The offensive post was deleted on Sunday evening, but Portlander Matt Danielson took a screenshot of it and re-posted it to his Instagram account. Danielson urged his followers to boycott the store.
“I think we all need to stop sitting idly by while rhetoric like this becomes further normalized than it already is, especially in the bike industry,” Danielson shared in an email to BikePortland today. “I decided to use strong language to make it very clear that I felt their actions were unacceptable. I asked that people never set foot in the Dirty Fingers shop again. How could my Asian American friends possibly feel safe in that shop? Again, people are being beaten in the streets, and the exact language from the sign made by Dirty Fingers is being used to justify it.”
Danielson and many other were disturbed that the post was “liked” by Filmed by Bike.
Filmed by Bike is a popular film festival and its founder Ayleen Crotty quickly found herself in the crosshairs of the controversy.
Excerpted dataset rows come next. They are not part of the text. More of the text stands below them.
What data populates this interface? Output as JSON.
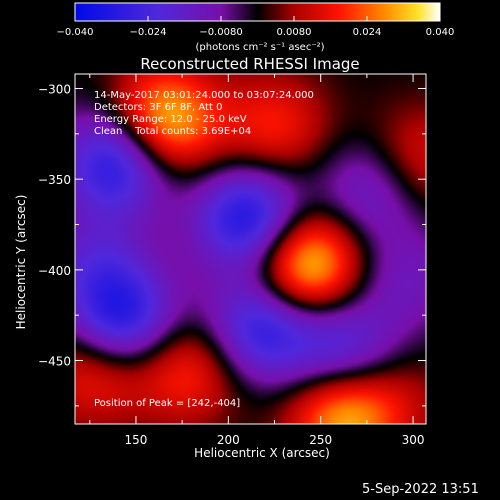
{
  "chart_data": {
    "type": "heatmap",
    "title": "Reconstructed RHESSI Image",
    "xlabel": "Heliocentric X (arcsec)",
    "ylabel": "Heliocentric Y (arcsec)",
    "xlim": [
      117,
      307
    ],
    "ylim": [
      -485,
      -292
    ],
    "xticks": [
      150,
      200,
      250,
      300
    ],
    "yticks": [
      -300,
      -350,
      -400,
      -450
    ],
    "colorbar": {
      "label": "(photons cm⁻² s⁻¹ asec⁻²)",
      "range": [
        -0.04,
        0.04
      ],
      "ticks": [
        "−0.040",
        "−0.024",
        "−0.0080",
        "0.0080",
        "0.024",
        "0.040"
      ],
      "colormap": "rainbow-to-white"
    },
    "annotations": [
      "14-May-2017 03:01:24.000 to 03:07:24.000",
      "Detectors: 3F 6F 8F, Att 0",
      "Energy Range: 12.0 - 25.0 keV",
      "Clean    Total counts: 3.69E+04"
    ],
    "peak_label": "Position of Peak = [242,-404]",
    "peak": [
      242,
      -404
    ],
    "features": [
      {
        "x": 242,
        "y": -397,
        "value": 0.04
      },
      {
        "x": 165,
        "y": -318,
        "value": 0.036
      },
      {
        "x": 225,
        "y": -322,
        "value": 0.018
      },
      {
        "x": 178,
        "y": -455,
        "value": 0.02
      },
      {
        "x": 262,
        "y": -480,
        "value": 0.032
      },
      {
        "x": 128,
        "y": -455,
        "value": 0.02
      },
      {
        "x": 302,
        "y": -340,
        "value": 0.016
      },
      {
        "x": 292,
        "y": -472,
        "value": 0.008
      },
      {
        "x": 140,
        "y": -340,
        "value": -0.034
      },
      {
        "x": 212,
        "y": -372,
        "value": -0.036
      },
      {
        "x": 142,
        "y": -428,
        "value": -0.034
      },
      {
        "x": 218,
        "y": -432,
        "value": -0.03
      },
      {
        "x": 262,
        "y": -445,
        "value": -0.024
      },
      {
        "x": 278,
        "y": -356,
        "value": -0.018
      },
      {
        "x": 128,
        "y": -395,
        "value": -0.014
      },
      {
        "x": 296,
        "y": -405,
        "value": -0.012
      }
    ]
  },
  "footer": {
    "date": "5-Sep-2022 13:51"
  }
}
Dirty Fingers is a supporter of Filmed by Bike and the shop hosted a film screening last year.
In a statement posted on Filmed by Bike’s Instagram account Yesterday, Crotty said she made a “mistake” and has learned from it. “I wasn’t thinking. I wanted to reach out and give our friends a virtual squeeze on the shoulder by ‘liking’ the post. Their post had some nice words in it about community connection. The post also had an image of a statement that is racist. The person who wrote that statement probably wasn’t considering it as racist, but it was. In liking the post, I perpetuated the racism.”
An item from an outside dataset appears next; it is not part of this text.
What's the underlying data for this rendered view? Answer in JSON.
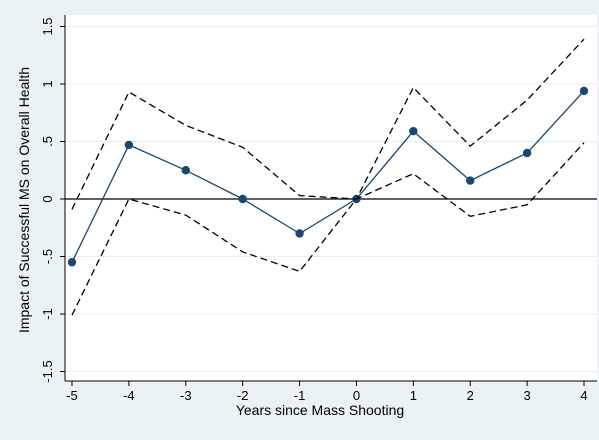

Portland-based Sellwood Cycle Repair has organized an annual bike ride with Dirty Fingers for several years (I participated in 2017). “I’m struggling to reconcile Sellwood Cycle’s affiliation with Dirty Fingers,” Draper shared with me.
In a phone conversation this morning, Sellwood Cycle Repair owner Erik Tonkin said the post displayed “poor judgment”. “But I also think it doesn’t tell the entire story of the business and its owner.” Tonkin said the pandemic has put many people on edge. “I would say this is somebody not acting in the best possible way in a charged moment. I’m not excusing it, I’m trying to understand why these things happen.”
Is the post racist? “At face value? Sure. It is,” Tonkin replied, after a long pause. “It could easily be understood as that. If somebody were to tell me that’s a racist post, I wouldn’t argue with them about it.”
Dirty Fingers owner Buck assured me his shop isn’t racist. “We welcome everybody here,” he said. As for what he’s learned from the experience, Buck said, “I’ve learned to be more sensitive about what we put up… Especially at this time and we certainly are not trying to hurt our Asian-American friends.”